New Year’s Resolutions have always made me dislike myself – just a little. They make me focus on all my faults, and vow to fix myself, all the while knowing, with absolute surety, that it’s soooo not gonna happen. It’s a futile process.
That never stops me from trying.
On January 1st of this year, I made some pretty good resolutions.
1. I gave up sweets. That lasted two days. Which was longer than the last time I gave up sweets. But I was in Fiji! At a buffet!
2. I gave up sarcasm. That one I’ve totally got down pat.
3. I pledged to be nicer. To hold my tongue more. To think before I speak. You now, the stuff you’re supposed to have mastered before the age of … when the hell are you supposed to get that one under control?
4. I pledged to travel more. I know, it was a gimme. Not fair.
I didn’t know I’d get a chance to celebrate Songkran, the celebration of the Thai New Year that occurs mid-April — after only 4 1/2 months of trying to be a better person and all that other crap I’m always striving toward. I’d have just LIVED IT UP – eaten that raspberry cheesecake I saw at Costco – let that lady at the airport who cut us in line have it – had I only known I’d soon be able to wipe the slate clean. Again.
Because Songkran lets you do just that. Wash away all the mean, petty, flippant, spiteful things your mouth eats says when your heart is sleeping. Sometimes, my heart is very, very tired. Apparently.

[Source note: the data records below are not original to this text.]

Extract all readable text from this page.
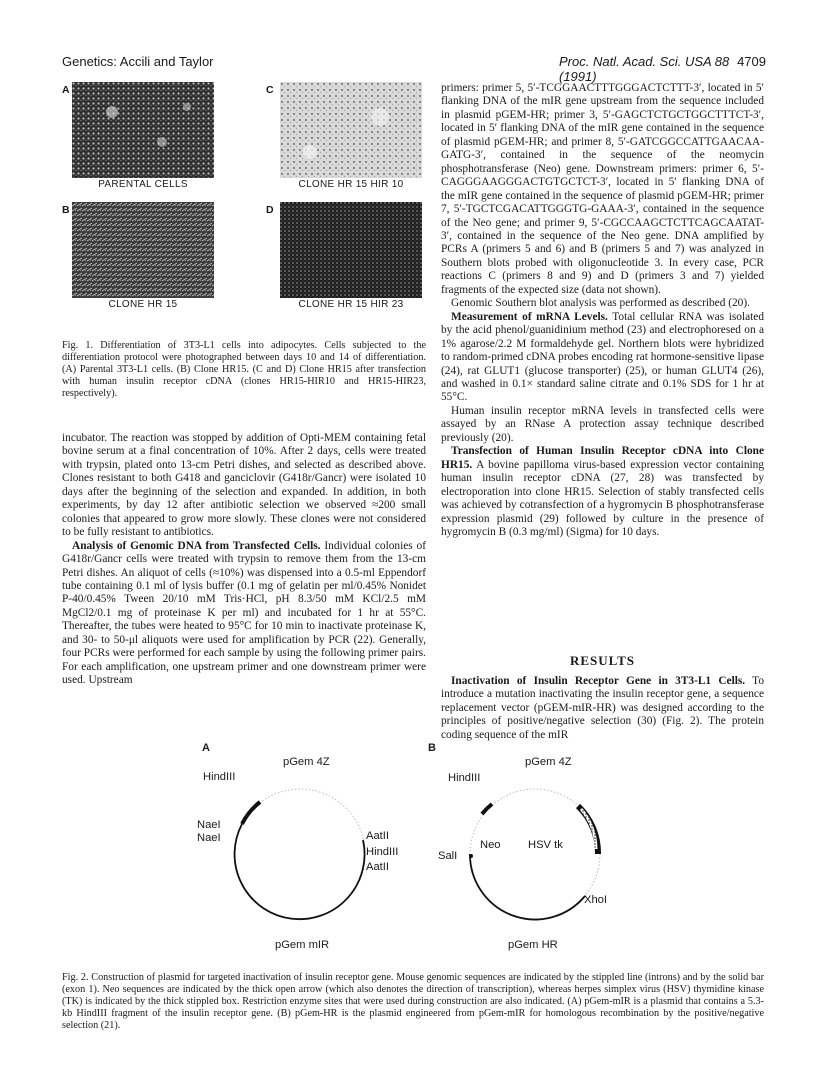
Genetics: Accili and Taylor	Proc. Natl. Acad. Sci. USA 88 (1991)
4709
A
PARENTAL CELLS
C
CLONE HR 15 HIR 10
B
CLONE HR 15
D
CLONE HR 15 HIR 23
Fig. 1. Differentiation of 3T3-L1 cells into adipocytes. Cells subjected to the differentiation protocol were photographed between days 10 and 14 of differentiation. (A) Parental 3T3-L1 cells. (B) Clone HR15. (C and D) Clone HR15 after transfection with human insulin receptor cDNA (clones HR15-HIR10 and HR15-HIR23, respectively).

incubator. The reaction was stopped by addition of Opti-MEM containing fetal bovine serum at a final concentration of 10%. After 2 days, cells were treated with trypsin, plated onto 13-cm Petri dishes, and selected as described above. Clones resistant to both G418 and ganciclovir (G418r/Gancr) were isolated 10 days after the beginning of the selection and expanded. In addition, in both experiments, by day 12 after antibiotic selection we observed ≈200 small colonies that appeared to grow more slowly. These clones were not considered to be fully resistant to antibiotics.

Analysis of Genomic DNA from Transfected Cells. Individual colonies of G418r/Gancr cells were treated with trypsin to remove them from the 13-cm Petri dishes. An aliquot of cells (≈10%) was dispensed into a 0.5-ml Eppendorf tube containing 0.1 ml of lysis buffer (0.1 mg of gelatin per ml/0.45% Nonidet P-40/0.45% Tween 20/10 mM Tris·HCl, pH 8.3/50 mM KCl/2.5 mM MgCl2/0.1 mg of proteinase K per ml) and incubated for 1 hr at 55°C. Thereafter, the tubes were heated to 95°C for 10 min to inactivate proteinase K, and 30- to 50-μl aliquots were used for amplification by PCR (22). Generally, four PCRs were performed for each sample by using the following primer pairs. For each amplification, one upstream primer and one downstream primer were used. Upstream

primers: primer 5, 5′-TCGGAACTTTGGGACTCTTT-3′, located in 5′ flanking DNA of the mIR gene upstream from the sequence included in plasmid pGEM-HR; primer 3, 5′-GAGCTCTGCTGGCTTTCT-3′, located in 5′ flanking DNA of the mIR gene contained in the sequence of plasmid pGEM-HR; and primer 8, 5′-GATCGGCCATTGAACAA-GATG-3′, contained in the sequence of the neomycin phosphotransferase (Neo) gene. Downstream primers: primer 6, 5′-CAGGGAAGGGACTGTGCTCT-3′, located in 5′ flanking DNA of the mIR gene contained in the sequence of plasmid pGEM-HR; primer 7, 5′-TGCTCGACATTGGGTG-GAAA-3′, contained in the sequence of the Neo gene; and primer 9, 5′-CGCCAAGCTCTTCAGCAATAT-3′, contained in the sequence of the Neo gene. DNA amplified by PCRs A (primers 5 and 6) and B (primers 5 and 7) was analyzed in Southern blots probed with oligonucleotide 3. In every case, PCR reactions C (primers 8 and 9) and D (primers 3 and 7) yielded fragments of the expected size (data not shown).

Genomic Southern blot analysis was performed as described (20).

Measurement of mRNA Levels. Total cellular RNA was isolated by the acid phenol/guanidinium method (23) and electrophoresed on a 1% agarose/2.2 M formaldehyde gel. Northern blots were hybridized to random-primed cDNA probes encoding rat hormone-sensitive lipase (24), rat GLUT1 (glucose transporter) (25), or human GLUT4 (26), and washed in 0.1× standard saline citrate and 0.1% SDS for 1 hr at 55°C.

Human insulin receptor mRNA levels in transfected cells were assayed by an RNase A protection assay technique described previously (20).

Transfection of Human Insulin Receptor cDNA into Clone HR15. A bovine papilloma virus-based expression vector containing human insulin receptor cDNA (27, 28) was transfected by electroporation into clone HR15. Selection of stably transfected cells was achieved by cotransfection of a hygromycin B phosphotransferase expression plasmid (29) followed by culture in the presence of hygromycin B (0.3 mg/ml) (Sigma) for 10 days.

RESULTS

Inactivation of Insulin Receptor Gene in 3T3-L1 Cells. To introduce a mutation inactivating the insulin receptor gene, a sequence replacement vector (pGEM-mIR-HR) was designed according to the principles of positive/negative selection (30) (Fig. 2). The protein coding sequence of the mIR

A
pGem 4Z
HindIII
NaeI
NaeI	AatII
HindIII
AatII
pGem mIR
B
pGem 4Z
HindIII
SalI
Neo HSV tk
XhoI
pGem HR
Fig. 2. Construction of plasmid for targeted inactivation of insulin receptor gene. Mouse genomic sequences are indicated by the stippled line (introns) and by the solid bar (exon 1). Neo sequences are indicated by the thick open arrow (which also denotes the direction of transcription), whereas herpes simplex virus (HSV) thymidine kinase (TK) is indicated by the thick stippled box. Restriction enzyme sites that were used during construction are also indicated. (A) pGem-mIR is a plasmid that contains a 5.3-kb HindIII fragment of the insulin receptor gene. (B) pGem-HR is the plasmid engineered from pGem-mIR for homologous recombination by the positive/negative selection (21).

So, I went to Songkran, a highlight among highlights in Chiang Mai. We rented a truck loaded up with 3 huge barrels of water, and set about helping all the people of the city wipe their repentive slates clean. After hundreds of buckets of ice cold water were thrown at my head — by laughing strangers on the side of the road, in drive-by shootings from unassuming old ladies on putt-putt scooters with gigantic squirt guns, by small children, by a truckload full of men in black…even by the guy that filled our gas tank who just threw the water he was drinking at us, I did feel – if not cleansed, then definitely – refreshed.
And It. Was. Phenomenal.
What an awesome do-over for 2012!
Songkran is a celebration that originally had many religious connotations, like it sounds. And some people do still parade statues of the Buddha on the streets so they, too can receive cleansing. If one saves the water that drips from the Buddha and cleanses with that, they will have much luck for the entire year. But, for us, it was mostly just a wicked lot of fun. No praying necessary.
Resolutions are like prayers, though, in the way that I kind of keep them as open-ended, ongoing projects. God, or Buddha or whatever name happens to be used, is always setting things up for me to learn my lessons. Thus, the cheesecake. The lady at the airport. They’re total pains in the arse, but they help me be a bitter better person. So keep it coming, Buddha man. Bring it on! And I promise to rededicate myself to my own betterment every January. And April.